Scavino has been at the receiving end of criticism after he said Saturday that Michigan Rep. Justin Amash, a Republican member of the House Freedom Caucus, was a "liability" that must be defeated in the next primaries. Official White House @Scavino45.
And Scavino himself weighed in on Sunday afternoon, tweeting, "What 'ethics lawyers?' The ones from the Obama Admin who want to take Trump down, or the Bush Admin who were #NeverTrump?" Although using his personal account, the page at the time listed his official position in the Trump administration and showed a picture of him in the Oval Office. "This is use of official position for a partisan election".
After the tweet was posted, Richard Painter, a former chief ethics lawyer in the George W. Bush White House, argued that Scavino had violated the Hatch Act. He noted the page was not simply about personal things but was "chock full of official stuff".
And Daniel Jacobson, a lawyer under President Barack Obama, also said Trump's aide was in violation of the Hatch Act, adding that Scavino was essentially using a "de facto" government Twitter account. "You can't avoid it".
Britain: All arrested in Parliament attack case released, says police
More than 35 people were injured when Masood drove his rented Hyundai over the famous bridge aiming the vehicle at pedistrians. In total, his attack on Westminster Bridge and the Palace of Westminster, which houses the UK Parliament, lasted 82 seconds.

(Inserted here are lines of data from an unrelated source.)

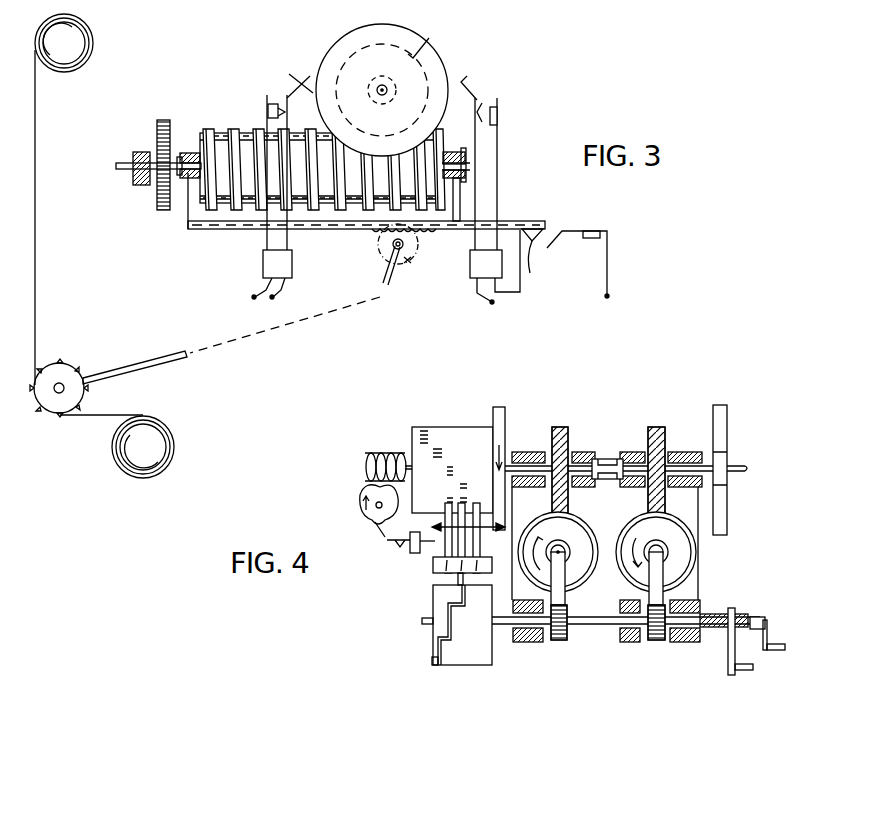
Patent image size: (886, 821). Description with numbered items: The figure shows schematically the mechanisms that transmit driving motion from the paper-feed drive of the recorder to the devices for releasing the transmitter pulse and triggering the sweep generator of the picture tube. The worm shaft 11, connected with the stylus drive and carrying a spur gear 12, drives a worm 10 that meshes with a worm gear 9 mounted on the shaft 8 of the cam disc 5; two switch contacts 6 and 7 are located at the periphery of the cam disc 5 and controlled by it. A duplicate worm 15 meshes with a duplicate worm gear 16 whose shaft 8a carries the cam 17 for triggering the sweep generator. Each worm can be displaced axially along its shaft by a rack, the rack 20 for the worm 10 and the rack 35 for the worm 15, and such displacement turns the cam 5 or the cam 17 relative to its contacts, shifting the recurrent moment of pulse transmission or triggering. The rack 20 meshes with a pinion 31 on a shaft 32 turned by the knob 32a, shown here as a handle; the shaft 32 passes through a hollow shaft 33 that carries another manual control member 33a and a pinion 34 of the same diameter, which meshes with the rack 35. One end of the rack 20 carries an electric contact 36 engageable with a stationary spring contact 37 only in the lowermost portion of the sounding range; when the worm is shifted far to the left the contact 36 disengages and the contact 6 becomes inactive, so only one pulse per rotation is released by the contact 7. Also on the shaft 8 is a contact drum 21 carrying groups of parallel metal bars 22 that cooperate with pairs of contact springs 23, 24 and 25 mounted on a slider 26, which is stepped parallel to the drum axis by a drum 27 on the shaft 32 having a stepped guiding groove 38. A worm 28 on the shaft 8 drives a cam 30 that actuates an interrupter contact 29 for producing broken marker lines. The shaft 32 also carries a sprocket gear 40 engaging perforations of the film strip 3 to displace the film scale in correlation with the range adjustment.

In FIG. 3, the film strip 3 is at (37, 225).
In FIG. 3, the cam disc 5 is at (408, 24).
In FIG. 4, the cam disc 5 is at (504, 409).
In FIG. 3, the switch contact 6 is at (484, 102).
In FIG. 3, the switch contact 7 is at (276, 99).
In FIG. 3, the shaft 8 is at (381, 76).
In FIG. 4, the shaft 8 is at (603, 459).
In FIG. 4, the shaft 8a is at (618, 460).
In FIG. 4, the worm gear 9 is at (558, 428).
In FIG. 3, the worm 10 is at (229, 128).
In FIG. 4, the worm 10 is at (588, 573).
In FIG. 3, the worm shaft 11 is at (123, 163).
In FIG. 3, the spur gear 12 is at (165, 119).
In FIG. 4, the worm 15 is at (632, 528).
In FIG. 4, the worm gear 16 is at (657, 428).
In FIG. 4, the cam 17 is at (728, 427).
In FIG. 3, the rack 20 is at (216, 231).
In FIG. 4, the rack 20 is at (551, 594).
In FIG. 3, the contact drum 21 is at (428, 39).
In FIG. 4, the contact drum 21 is at (462, 422).
In FIG. 4, the metal bars 22 is at (424, 430).
In FIG. 4, the contact springs 23 is at (447, 507).
In FIG. 4, the contact springs 24 is at (463, 499).
In FIG. 4, the contact springs 25 is at (480, 545).
In FIG. 4, the slider 26 is at (433, 567).
In FIG. 4, the drum 27 is at (463, 661).
In FIG. 4, the worm 28 is at (378, 452).
In FIG. 4, the interrupter contact 29 is at (388, 541).
In FIG. 4, the cam 30 is at (358, 508).
In FIG. 3, the pinion 31 is at (404, 255).
In FIG. 4, the pinion 31 is at (558, 641).
In FIG. 3, the shaft 32 is at (158, 359).
In FIG. 4, the shaft 32 is at (594, 628).
In FIG. 4, the knob 32a is at (772, 633).
In FIG. 4, the hollow shaft 33 is at (716, 613).
In FIG. 4, the manual control member 33a is at (729, 666).
In FIG. 4, the pinion 34 is at (657, 642).
In FIG. 4, the rack 35 is at (653, 578).
In FIG. 3, the electric contact 36 is at (537, 269).
In FIG. 3, the stationary spring contact 37 is at (553, 239).
In FIG. 4, the stepped guiding groove 38 is at (434, 661).
In FIG. 3, the sprocket gear 40 is at (66, 373).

Ethics lawyers who worked for both Republican and Democratic presidents said Scavino violated the Hatch Act, a federal law that limits political activity by government employees.
But the 1939 Hatch Act specifically prohibits White House staff from using their "official authority or influence for the goal of interfering with an election or affecting the result thereof".
Amash quickly fired back, tweeting that the Trump administration had merged with establishment Republicans and are following the "same old agenda": Attack anyone who disagrees with you.
Although Scavino's tweet came from his personal Twitter account, ex-government lawyers on both sides of the aisle accused him of potentially violating the Hatch Act - a rule created to keep government officials from using their authority to sway elections. "No thanks!" he wrote.